Throughout my two years at Iowa, my mental health and happiness were prioritized above anything else, as it was for every member of the team.
We would do mental training every Friday to improve our performance and learn how to better ourselves as a whole. The exercises we did within mental training in addition to the support I felt from the staff has been one of the biggest blessings and has without a doubt saved my life.
I cannot thank the entire university, my teammates, trainer and coaches, especially Larissa, who has dealt with and helped me with so much more than any coach should ever have to. She taught me that I am enough, that my mental disorder is nothing to be ashamed of, and that I have so much to offer to the world and to live for.
Finding Strength In God
Over these years, I also started going to church regularly.
If there is one thing that I suggest in life, it’s to establish a relationship with God and our savior Jesus Christ… I can’t begin to explain the difference this has made in my life and how I look at life.
Just knowing that I belong to Someone and Someone loves me has worked wonders on my life.
When I’m having a hard time understanding something or just struggling with accepting that I don’t always have control over everything or know what’s next, I open my Bible and talk to God.
It never fails to make me feel better and ease my anxieties. When you don’t know what to do, give everything to God.
Accepting The Struggles
This isn’t to say there aren’t days where I continue to struggle, because there are.
There have been times since coming to Iowa that I didn’t want to get out of bed, that I hardly ate for days at a time and tried masking my problems with alcohol.
Although no one knew at the time, just four months ago, I even questioned if it was worth it to keep going.
I was in a really dark place mentally after a really hard year.
However, because of Larissa, teammates who have become sisters, the beliefs instilled in me from my time as a gymhawk, and my relationship with God, I can say it is worth it.
I finally know and believe that there are people that love you. That you have so much to give to the world and that there is still so much more to life than what you’ve experienced or even know about now.
You have a purpose. You are enough just as you are.
Ink On My Skin
Your depression, anxiety, eating disorder or any other mental health disorder you may deal with is NOTHING to be ashamed of and nothing to keep quiet about.

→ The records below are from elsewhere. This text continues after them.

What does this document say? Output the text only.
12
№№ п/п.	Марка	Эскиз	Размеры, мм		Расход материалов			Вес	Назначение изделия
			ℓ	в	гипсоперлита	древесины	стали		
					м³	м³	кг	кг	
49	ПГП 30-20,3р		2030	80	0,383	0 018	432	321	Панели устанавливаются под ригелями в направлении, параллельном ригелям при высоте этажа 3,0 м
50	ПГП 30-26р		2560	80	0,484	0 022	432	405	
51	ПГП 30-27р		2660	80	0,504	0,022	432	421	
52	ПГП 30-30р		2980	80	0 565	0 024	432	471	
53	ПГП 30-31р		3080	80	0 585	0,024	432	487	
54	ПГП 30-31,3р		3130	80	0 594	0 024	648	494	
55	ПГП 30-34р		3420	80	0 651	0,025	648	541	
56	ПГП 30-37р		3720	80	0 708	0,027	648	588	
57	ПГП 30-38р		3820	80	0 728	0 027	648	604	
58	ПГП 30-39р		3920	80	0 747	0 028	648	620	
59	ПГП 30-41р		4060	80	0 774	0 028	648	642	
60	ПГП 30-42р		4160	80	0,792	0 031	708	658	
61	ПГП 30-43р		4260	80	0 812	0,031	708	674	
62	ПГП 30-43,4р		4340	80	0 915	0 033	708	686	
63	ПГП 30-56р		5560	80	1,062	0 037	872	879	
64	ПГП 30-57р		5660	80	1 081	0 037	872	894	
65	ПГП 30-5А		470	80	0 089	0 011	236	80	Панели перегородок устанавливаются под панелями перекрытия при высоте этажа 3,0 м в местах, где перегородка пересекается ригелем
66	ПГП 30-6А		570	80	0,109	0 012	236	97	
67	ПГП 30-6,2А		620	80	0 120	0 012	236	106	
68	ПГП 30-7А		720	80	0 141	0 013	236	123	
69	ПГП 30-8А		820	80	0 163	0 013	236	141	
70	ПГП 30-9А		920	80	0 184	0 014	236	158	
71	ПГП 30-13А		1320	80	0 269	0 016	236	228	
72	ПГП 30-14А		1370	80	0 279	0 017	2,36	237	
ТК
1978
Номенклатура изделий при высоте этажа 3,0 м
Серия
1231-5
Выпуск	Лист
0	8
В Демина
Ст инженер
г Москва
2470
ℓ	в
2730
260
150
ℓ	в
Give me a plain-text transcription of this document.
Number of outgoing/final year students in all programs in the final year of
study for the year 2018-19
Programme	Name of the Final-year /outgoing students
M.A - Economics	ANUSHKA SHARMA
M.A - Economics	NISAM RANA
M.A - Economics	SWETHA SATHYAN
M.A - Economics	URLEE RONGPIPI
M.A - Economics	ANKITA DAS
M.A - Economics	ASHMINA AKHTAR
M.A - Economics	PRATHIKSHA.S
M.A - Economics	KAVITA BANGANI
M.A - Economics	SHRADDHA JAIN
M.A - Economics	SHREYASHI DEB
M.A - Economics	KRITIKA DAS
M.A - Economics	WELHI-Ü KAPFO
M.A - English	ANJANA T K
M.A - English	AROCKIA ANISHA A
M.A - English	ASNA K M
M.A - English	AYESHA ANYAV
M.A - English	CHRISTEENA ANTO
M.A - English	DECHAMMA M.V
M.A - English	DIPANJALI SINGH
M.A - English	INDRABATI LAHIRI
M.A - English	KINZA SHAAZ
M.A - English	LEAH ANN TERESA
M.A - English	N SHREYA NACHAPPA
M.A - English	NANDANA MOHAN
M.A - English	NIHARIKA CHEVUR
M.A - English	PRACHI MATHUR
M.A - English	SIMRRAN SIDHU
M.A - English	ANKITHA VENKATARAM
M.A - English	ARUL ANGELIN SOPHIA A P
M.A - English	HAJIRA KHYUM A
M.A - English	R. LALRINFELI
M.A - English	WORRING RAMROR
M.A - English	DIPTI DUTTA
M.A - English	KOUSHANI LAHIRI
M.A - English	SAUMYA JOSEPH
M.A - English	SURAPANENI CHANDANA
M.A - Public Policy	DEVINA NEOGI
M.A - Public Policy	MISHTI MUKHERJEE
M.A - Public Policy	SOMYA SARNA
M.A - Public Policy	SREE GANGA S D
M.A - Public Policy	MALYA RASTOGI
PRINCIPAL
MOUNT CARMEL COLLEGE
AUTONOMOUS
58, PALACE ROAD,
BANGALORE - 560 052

I got a tattoo that reads “love you more” with a semicolon because of this belief last fall.
The quote is to remind me and everyone that sees it to love who you are and all that makes you unique.
Semicolons are used when an author could have stopped the sentence but CHOSE to keep going and is the symbol for suicide awareness and when someone CHOOSES to keep living.
The most important thing I have learned about mental health issues and dealing with them myself is that it is crucial to reach out to those who you think might be struggling. It could literally save someone’s life. It is also life-changing to talk about your own struggles so you can deal with them, instead of suppressing them.
These issues hit home with me.
My grandmother died of suicide. Two of my friends and a few other students from high school also died this way. My best friend intended to via overdosing on pills and had to be admitted to the hospital… It would be a lie to say I’ve never had similar thoughts. Society needs to end the stigma and make conversations about mental health the norm.
If you or someone you know is dealing with suicidal thoughts, please, reach out and get help by calling the National Suicide Prevention Hotline at 1-800-273-8255 for help. You can also go to https://suicidepreventionlifeline.org/chat/ to find emotional support or a counselor.
If you remember anything, remember this- keep fighting. Keep choosing to live; God’s not done with you yet.
As the saying goes, “Suicide doesn’t end the pain, it just passes it to someone else.”